Désaffiliation
Robert Castel
Robert Castel
Les Métamorphoses de la question sociale
1995
Robert Castel est un sociologue français (1933 - 2013) qui a analysé la construction de la société salariale puis son effritement à partir des années 1970. Il a notamment étudié les conséquences de cette dislocation du lien social sur l'intégration sociale, mettant en évidence l'apparition de l'insécurité sociale que génèrent la précarité et le chômage de masse.
Selon Robert Castel, le développement de l'urbanisation et les transformations dans les modes de vie représentent un bouleversement majeur des formes de la cohésion sociale. À partir du XIXe siècle, les sociétés occidentales étaient devenues des "sociétés salariales" : la situation de référence (la situation "normale" pour le citoyen) était celle de salarié. Le salarié est un travailleur qui reçoit, en échange de son travail, un salaire et une garantie de revenu sous la forme de protection sociale.

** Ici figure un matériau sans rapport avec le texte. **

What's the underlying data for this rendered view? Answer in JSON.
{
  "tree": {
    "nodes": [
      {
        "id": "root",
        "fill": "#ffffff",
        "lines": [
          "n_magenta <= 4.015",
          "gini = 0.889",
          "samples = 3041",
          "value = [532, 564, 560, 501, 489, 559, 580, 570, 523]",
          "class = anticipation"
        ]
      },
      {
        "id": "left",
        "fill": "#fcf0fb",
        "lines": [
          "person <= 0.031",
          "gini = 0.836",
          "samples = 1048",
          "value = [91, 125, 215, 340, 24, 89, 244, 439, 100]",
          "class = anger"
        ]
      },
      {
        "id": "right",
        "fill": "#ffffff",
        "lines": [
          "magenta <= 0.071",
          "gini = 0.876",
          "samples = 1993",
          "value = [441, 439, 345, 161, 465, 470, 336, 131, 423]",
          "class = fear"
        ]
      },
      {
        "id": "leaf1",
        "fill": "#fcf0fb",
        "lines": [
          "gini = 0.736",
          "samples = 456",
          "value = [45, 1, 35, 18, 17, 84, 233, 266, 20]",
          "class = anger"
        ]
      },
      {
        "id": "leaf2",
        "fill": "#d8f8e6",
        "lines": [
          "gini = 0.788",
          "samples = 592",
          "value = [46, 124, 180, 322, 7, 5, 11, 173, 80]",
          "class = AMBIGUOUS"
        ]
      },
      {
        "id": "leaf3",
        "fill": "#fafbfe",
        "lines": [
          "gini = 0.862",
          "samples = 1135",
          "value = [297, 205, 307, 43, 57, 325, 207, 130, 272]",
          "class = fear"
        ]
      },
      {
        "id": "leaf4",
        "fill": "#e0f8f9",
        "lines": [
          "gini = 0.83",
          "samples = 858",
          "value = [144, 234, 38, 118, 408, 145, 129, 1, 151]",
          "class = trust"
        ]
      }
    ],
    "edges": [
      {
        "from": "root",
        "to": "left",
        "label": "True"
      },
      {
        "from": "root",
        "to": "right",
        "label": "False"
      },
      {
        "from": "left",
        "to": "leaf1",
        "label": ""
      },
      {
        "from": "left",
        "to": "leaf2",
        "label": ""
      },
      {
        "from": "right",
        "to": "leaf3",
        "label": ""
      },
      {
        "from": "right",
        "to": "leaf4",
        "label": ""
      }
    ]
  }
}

Le salariat s'est développé dans un contexte dynamique : accès à la consommation de masse, accès à la propriété, améliorations des conditions de vie, espoir de la promotion sociale (même si les inégalités n'ont pas été résolues). Mais à partir des années 1970 et 1980, la crise économique ainsi que le virage libéral des gouvernements ont provoqué un affaiblissement de la fonction intégratrice de l'emploi, devenu de plus en plus incertain. C'est le phénomène du chômage massif et de la précarisation croissante de l'emploi, c'est-à-dire une incertitude de plus en plus grande face à l'avenir et aux revenus qu'un travailleur peut espérer. C'est ce que Robert Castel nomme la désaffiliation sociale.
La désaffiliation est la forme limite de ce processus. J'ai utilisé ce terme pour éviter un abus de l'usage du mot exclusion à propos de situations complètement hétérogènes. Dire d'un sans-abri, d'un jeune de banlieue ou encore d'un cadre au chômage qu'ils sont des exclus, cela ne veut plus rien dire à part qu'ils seraient dehors, dans le "hors-social". Il faut plutôt comprendre les processus qui y mènent. Avant d'en arriver là, on est vulnérable. Ces situations doivent être analysées : elles mènent à la limite d'être déconnecté des rapports de travail, des échanges et des réseaux de sociabilité familiaux, de voisinage, de territoire…
Robert Castel
Interview dans L'Humanité
Mars 2013
Disqualification sociale
Serge Paugam
Serge Paugam
La Disqualification sociale
1991
Serge Paugam est un sociologue français né en 1960 qui s'intéresse particulièrement à la sociologie des inégalités et des ruptures sociales.
Pour Paugam, la société désigne ses pauvres : il y a un phénomène d'étiquetage, de stigmatisation, induit par les prestations sociales et qui conduit les individus disqualifiés à avoir conscience de cette étiquette. L'humiliation associée à ce statut "d'assisté" conduit les individus à entretenir des relations plus distendues avec leur entourage et les empêche de développer un sentiment d'appartenance à un groupe.
Ainsi, les prestations ciblées sur ces populations à risque participent à ce processus d'exclusion qu'est la disqualification sociale.
Les populations en situation de précarité économique et sociale, connues des travailleurs sociaux, font l'expérience de la disqualification sociale en ce sens qu'elles ont conscience de l'infériorité de leur statut et qu'elles se savent désignées comme des "pauvres", des "cas sociaux" ou des "inadaptés" de la civilisation. La disqualification sociale est donc avant tout une épreuve, non pas seulement en raison de la faiblesse des revenus ou de l'absence de certains biens matériels, mais surtout en raison de la dégradation morale que représente dans l'existence humaine l'obligation de recourir à l'appui de ses semblables et des services d'action sociale pour obtenir de quoi vivre dans des conditions décentes.